Глаза мальчишки жадно блеснули. Луидор! Целое состояние! Ах, как он прокололся! Это же сколько таких золотых монет находилось в том кошельке, который он срезал с пояса слуги?! А кошелек был очень тяжелым…
Бомбанс едва не застонал от обиды на свое невезение. Упустил такой фарт… Что теперь о нем скажут в Доме Чудес? (Если, конечно, узнают о его промашке.) Он считался одним из лучших парижских карманников. Поэтому главари преступного парижского «дна» и выдали Бомбансу «разрешение» чистить кошельки парижан и приезжих на площади Дофина в день вернисажа, надеясь на ловкость его рук и почти всегда сопутствующую ему удачу.
Естественно, Бомбанс получал лишь свой процент (достаточно небольшой) от «улова». Все остальное забирал его «покровитель», содержатель воровского притона Жермен Ришло по кличке «Монах». Он провел десять лет в тюрьме Дурдана, где вел себя набожно и смиренно как истинный христианин, за что и получил досрочное освобождение по королевской милости.

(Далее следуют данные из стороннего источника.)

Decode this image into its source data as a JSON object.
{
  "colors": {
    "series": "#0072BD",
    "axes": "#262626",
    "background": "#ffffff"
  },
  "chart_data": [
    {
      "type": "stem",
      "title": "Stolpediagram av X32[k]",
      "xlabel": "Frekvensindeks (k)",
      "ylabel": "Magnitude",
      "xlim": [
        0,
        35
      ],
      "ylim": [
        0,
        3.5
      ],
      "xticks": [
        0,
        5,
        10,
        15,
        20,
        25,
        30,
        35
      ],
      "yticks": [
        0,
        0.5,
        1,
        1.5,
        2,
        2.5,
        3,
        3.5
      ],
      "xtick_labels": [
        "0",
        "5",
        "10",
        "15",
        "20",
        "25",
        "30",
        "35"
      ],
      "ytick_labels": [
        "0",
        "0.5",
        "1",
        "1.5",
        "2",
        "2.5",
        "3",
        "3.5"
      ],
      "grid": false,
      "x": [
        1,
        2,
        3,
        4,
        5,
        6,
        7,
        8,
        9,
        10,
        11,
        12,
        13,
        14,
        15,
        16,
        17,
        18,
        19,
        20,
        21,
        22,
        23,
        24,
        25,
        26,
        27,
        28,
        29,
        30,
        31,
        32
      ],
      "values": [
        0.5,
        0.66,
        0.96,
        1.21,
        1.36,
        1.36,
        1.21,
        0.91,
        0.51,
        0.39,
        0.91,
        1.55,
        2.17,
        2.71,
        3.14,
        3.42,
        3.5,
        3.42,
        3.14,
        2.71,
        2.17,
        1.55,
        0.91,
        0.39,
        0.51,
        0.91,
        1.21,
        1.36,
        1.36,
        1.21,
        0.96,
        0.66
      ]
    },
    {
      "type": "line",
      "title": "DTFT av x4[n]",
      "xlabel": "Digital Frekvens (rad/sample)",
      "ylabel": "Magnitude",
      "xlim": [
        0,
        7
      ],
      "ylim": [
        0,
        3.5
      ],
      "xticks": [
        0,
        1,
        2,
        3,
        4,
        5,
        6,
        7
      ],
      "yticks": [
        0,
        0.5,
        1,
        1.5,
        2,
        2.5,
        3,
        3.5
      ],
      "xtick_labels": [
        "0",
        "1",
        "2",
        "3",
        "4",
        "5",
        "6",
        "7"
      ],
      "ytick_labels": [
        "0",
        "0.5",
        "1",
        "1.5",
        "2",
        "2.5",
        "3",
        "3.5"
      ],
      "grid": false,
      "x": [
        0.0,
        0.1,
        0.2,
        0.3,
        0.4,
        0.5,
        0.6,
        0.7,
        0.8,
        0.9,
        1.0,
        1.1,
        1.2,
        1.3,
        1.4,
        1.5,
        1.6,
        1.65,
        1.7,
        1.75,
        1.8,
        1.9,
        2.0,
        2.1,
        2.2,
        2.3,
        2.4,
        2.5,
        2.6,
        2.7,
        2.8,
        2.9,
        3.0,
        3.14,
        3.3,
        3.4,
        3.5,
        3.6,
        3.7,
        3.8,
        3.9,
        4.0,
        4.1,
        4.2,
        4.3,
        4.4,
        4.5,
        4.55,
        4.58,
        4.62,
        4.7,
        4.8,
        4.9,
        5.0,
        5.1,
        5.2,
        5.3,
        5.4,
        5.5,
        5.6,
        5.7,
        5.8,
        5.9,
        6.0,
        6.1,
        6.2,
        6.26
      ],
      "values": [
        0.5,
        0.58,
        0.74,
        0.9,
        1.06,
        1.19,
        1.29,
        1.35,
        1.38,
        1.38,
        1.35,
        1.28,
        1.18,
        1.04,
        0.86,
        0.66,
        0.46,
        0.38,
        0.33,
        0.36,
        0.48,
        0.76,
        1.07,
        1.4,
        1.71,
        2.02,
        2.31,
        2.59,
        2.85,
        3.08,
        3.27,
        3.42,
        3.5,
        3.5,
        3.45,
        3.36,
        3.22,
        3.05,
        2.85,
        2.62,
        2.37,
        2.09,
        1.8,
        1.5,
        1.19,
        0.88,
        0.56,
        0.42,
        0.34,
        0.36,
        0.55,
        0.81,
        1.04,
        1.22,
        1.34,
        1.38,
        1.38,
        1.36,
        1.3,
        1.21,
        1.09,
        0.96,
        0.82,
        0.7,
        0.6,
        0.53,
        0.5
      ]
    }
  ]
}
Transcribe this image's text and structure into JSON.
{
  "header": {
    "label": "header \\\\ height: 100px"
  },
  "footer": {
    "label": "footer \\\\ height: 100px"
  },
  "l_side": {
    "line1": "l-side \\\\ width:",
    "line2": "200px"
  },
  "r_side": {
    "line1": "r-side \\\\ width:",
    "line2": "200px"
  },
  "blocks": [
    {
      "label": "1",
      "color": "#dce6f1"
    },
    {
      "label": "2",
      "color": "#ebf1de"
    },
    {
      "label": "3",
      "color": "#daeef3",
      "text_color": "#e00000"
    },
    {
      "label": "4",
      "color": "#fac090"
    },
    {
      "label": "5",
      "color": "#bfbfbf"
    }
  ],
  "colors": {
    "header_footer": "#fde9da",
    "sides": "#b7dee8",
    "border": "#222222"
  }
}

На самом деле папаша Ришло лишь здорово притворялся. После выхода на свободу он сколотил шайку воров и грабителей, которая вскоре заявила о себе серьезными делами. Но Монах был настолько хитер, что поймать его с поличным никто не мог. Все приказы он отдавал через своих подручных – «лейтенантов», а ограбления планировал со всевозможной тщательностью и предусмотрительностью.
– Согласен! – решительно ответил Бомбанс.
Юного вора совершенно не волновало то, что именно он должен был сделать для этих богатых господ. Быстрый ум мальчишки мгновенно просчитал возможные комбинации такого сотрудничества, и Бомбанс понял, какая удача сама плывет в его руки.
– А почему не спрашиваешь, что мы от тебя потребуем? – с внезапно проснувшимся подозрением спросил Яков.
– Я не думаю, ваша милость, что вы хотите меня погубить и заставите кого-нибудь зарезать, – с наигранным смирением ответил Бомбанс; притворяться он умел.
Яков с облегчением улыбнулся; забавный малый, подумал сын черниговского полковника.
– Нет, ни в коем случае, – ответил Яков. – Мы люди законопослушные. В отличие, кстати, от тебя. Будешь воровать – закончишь свои дни на Гревской площади. Мы желаем, чтобы ты некоторое время побыл нашим гидом.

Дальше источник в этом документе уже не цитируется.